2.         Beoordeling van het hoger beroep

            2.1       Het Centraal Tuchtcollege blijft bij hetgeen is overwogen in de eerste   tussenuitspraak.

            2.2.      Het Centraal Tuchtcollege heeft in het heropende onderzoek thans behoefte aan schriftelijke informatie van de kant van de Inspecteur voor de Gezondheidszorg.

Deze informatie betreft de volgende vragen.

A.                Is de Inspecteur op de hoogte en zo ja: sedert wanneer, van het door de gemachtigde van A. in zijn brief van 2 februari 2010 gestelde omtrent de samenwerking tussen de eigenaar van de apotheek A. en de gevestigde apotheker E. met betrekking tot het beheer van de apotheek D., inhoudende dat E. gedurende 60% van de week de apotheek D. beheert en dat A. gedurende de resterende 40% van de week die apotheek beheert, alsmede dat A. en E. gedurende het overige gedeelte van hun werkweek het beheer voeren van de apotheek van A. te F.?

B.                 Acht u de door A. geschetste situatie met betrekking tot het beheer van de apotheek D. aanvaardbaar, daarbij gelet op het belang van de farmaceutische zorgverlening en de eisen die daaromtrent in wet- en regelgeving worden gesteld?

C.                Hebt u A. en/of E. op de hoogte gesteld van uw opvatting hieromtrent en zo ja: wanneer?

D.                Geeft hetgeen de gemachtigde van A. in zijn genoemde brief naar voren heeft gebracht u aanleiding tot het maken van opmerkingen?
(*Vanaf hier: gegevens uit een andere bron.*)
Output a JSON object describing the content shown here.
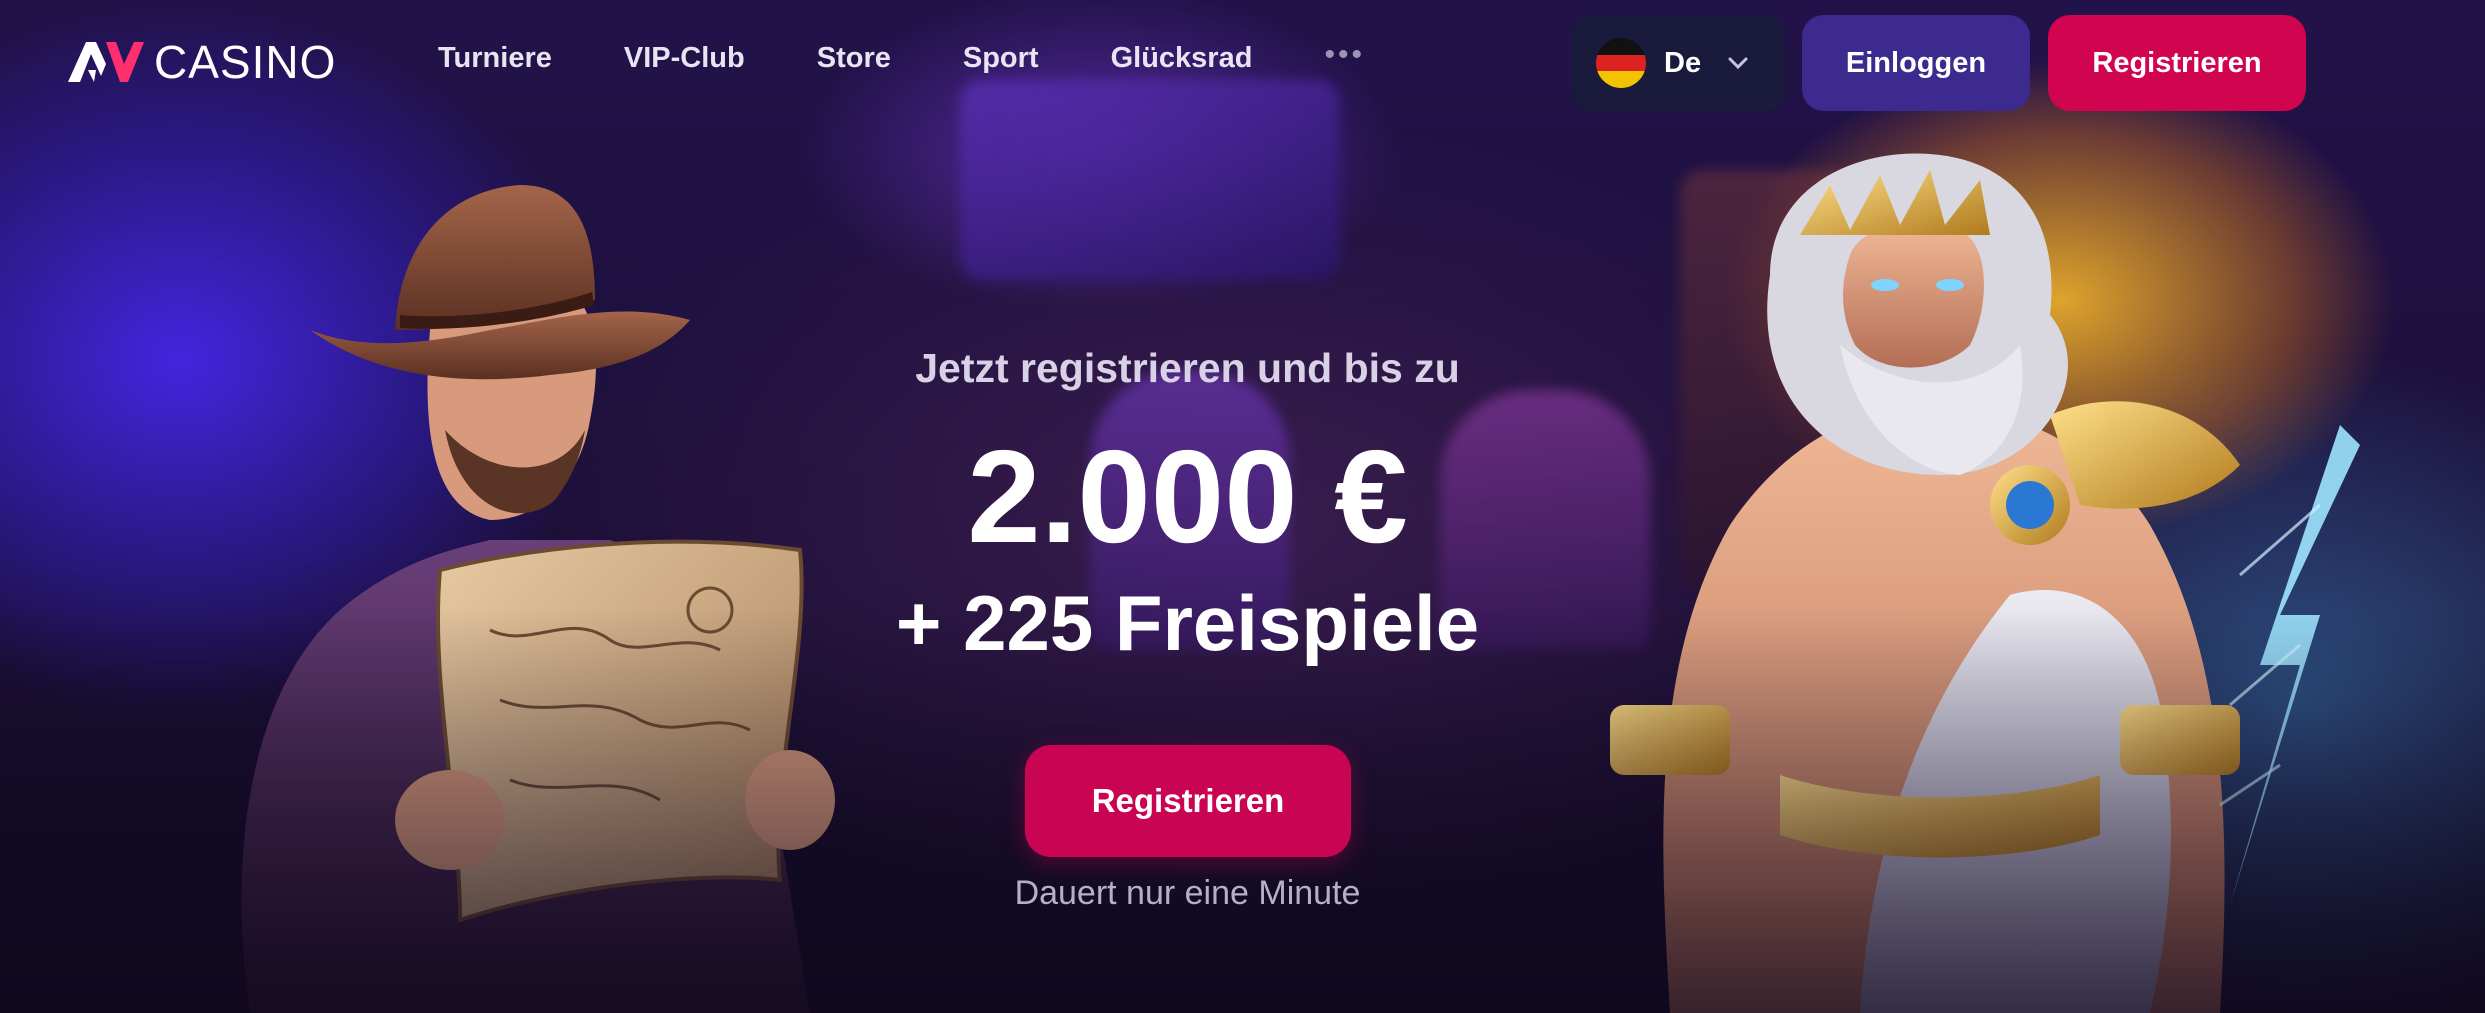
{
  "brand": {
    "logo_mark": "AV",
    "logo_text": "CASINO"
  },
  "nav": {
    "items": [
      "Turniere",
      "VIP-Club",
      "Store",
      "Sport",
      "Glücksrad"
    ],
    "more_label": "•••"
  },
  "language": {
    "label": "De",
    "flag": "germany-flag-icon"
  },
  "header_buttons": {
    "login": "Einloggen",
    "register": "Registrieren"
  },
  "hero": {
    "subtitle": "Jetzt registrieren und bis zu",
    "amount": "2.000 €",
    "free_spins": "+ 225 Freispiele",
    "cta": "Registrieren",
    "note": "Dauert nur eine Minute"
  },
  "colors": {
    "primary_pink": "#d0044f",
    "login_purple": "#3d2a8f",
    "lang_bg": "#1a1a3c"
  }
}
Zo ja, welke?

            2.3       Het Centraal Tuchtcollege stelt het op prijs voormelde informatie te ontvangen voor 1 april 2010.

De relevante stukken van deze zaak, te weten de uitspraak van het Regionaal Tuchtcollege, de eerste tussenuitspraak van het Centraal Tuchtcollege, de brief van

2 februari met bijlagen van de kant van A. alsmede de onderhavige tussenuitspraak, zullen worden gezonden aan de Inspecteur voor de Gezondheidszorg, ter attentie van de heer G..

3.         Beslissing

                                               in het heropende onderzoek:

                                               stelt de Inspecteur voor de Gezondheidszorg in de gelegenheid                                               te voldoen aan hetgeen hiervoor is overwogen,

                                               en houdt iedere verdere beslissing aan.
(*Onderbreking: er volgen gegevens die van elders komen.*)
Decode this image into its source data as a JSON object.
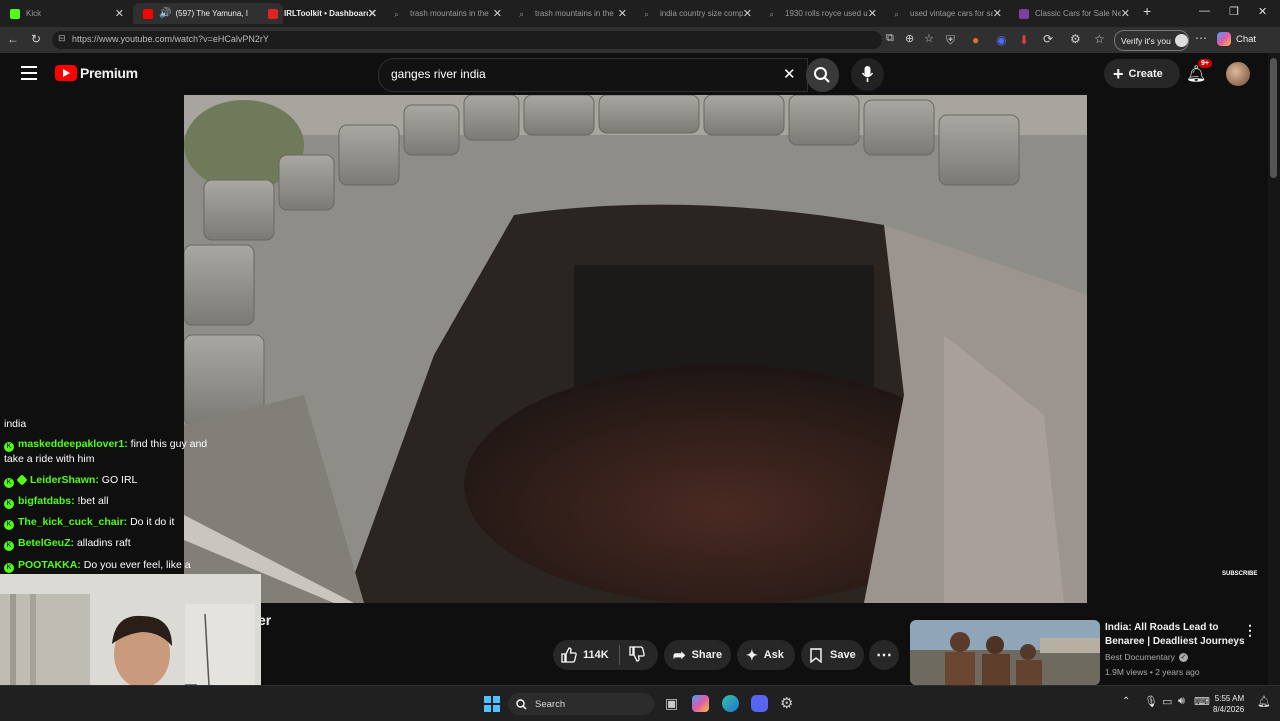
{
  "browser": {
    "tabs": [
      {
        "title": "Kick",
        "favicon_color": "#53fc18",
        "active": false
      },
      {
        "title": "(597) The Yamuna, I",
        "favicon_color": "#ff0000",
        "active": true
      },
      {
        "title": "IRLToolkit • Dashboard",
        "favicon_color": "#e02424",
        "active": false
      },
      {
        "title": "trash mountains in the",
        "favicon_color": "#555555",
        "active": false
      },
      {
        "title": "trash mountains in the",
        "favicon_color": "#555555",
        "active": false
      },
      {
        "title": "india country size comp",
        "favicon_color": "#555555",
        "active": false
      },
      {
        "title": "1930 rolls royce used un",
        "favicon_color": "#555555",
        "active": false
      },
      {
        "title": "used vintage cars for sa",
        "favicon_color": "#555555",
        "active": false
      },
      {
        "title": "Classic Cars for Sale Ne",
        "favicon_color": "#7b3fa0",
        "active": false
      }
    ],
    "url": "https://www.youtube.com/watch?v=eHCalvPN2rY",
    "verify_label": "Verify it's you",
    "chat_label": "Chat"
  },
  "youtube": {
    "logo_text": "Premium",
    "search_value": "ganges river india",
    "create_label": "Create",
    "notification_count": "9+",
    "subscribe_watermark": "SUBSCRIBE",
    "title_fragment": "er",
    "actions": {
      "like_count": "114K",
      "share_label": "Share",
      "ask_label": "Ask",
      "save_label": "Save"
    },
    "recommended": {
      "title": "India: All Roads Lead to Benaree | Deadliest Journeys",
      "channel": "Best Documentary",
      "meta": "1.9M views • 2 years ago"
    }
  },
  "chat": {
    "lines": [
      {
        "user": "",
        "text": "india"
      },
      {
        "user": "maskeddeepaklover1:",
        "text": "find this guy and take a ride with him"
      },
      {
        "user": "LeiderShawn:",
        "text": "GO IRL"
      },
      {
        "user": "bigfatdabs:",
        "text": "!bet all"
      },
      {
        "user": "The_kick_cuck_chair:",
        "text": "Do it do it"
      },
      {
        "user": "BetelGeuZ:",
        "text": "alladins raft"
      },
      {
        "user": "POOTAKKA:",
        "text": "Do you ever feel, like a plastic bag?"
      }
    ]
  },
  "taskbar": {
    "search_label": "Search",
    "time": "5:55 AM",
    "date": "8/4/2026"
  },
  "colors": {
    "youtube_red": "#ff0000",
    "kick_green": "#53fc18",
    "background": "#0f0f0f"
  }
}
Deze beslissing is gegeven in raadkamer door: mr. A.H.A. Scholten, voorzitter, mrs. W.P.C.M. Bruinsma en H.C. Cusell, leden-juristen en drs. P.B. Roth en

drs. E.C. Smakman-Nossbaum, leden-beroepsgenoten en mr. H.J. Lutgert, secretaris

en uitgesproken ter openbare zitting van 16 maart 2010 door mr. W.D.H. Asser, in tegenwoordigheid van de secretaris.

                                               Voorzitter   w.g.

                                               Secretaris  w.g.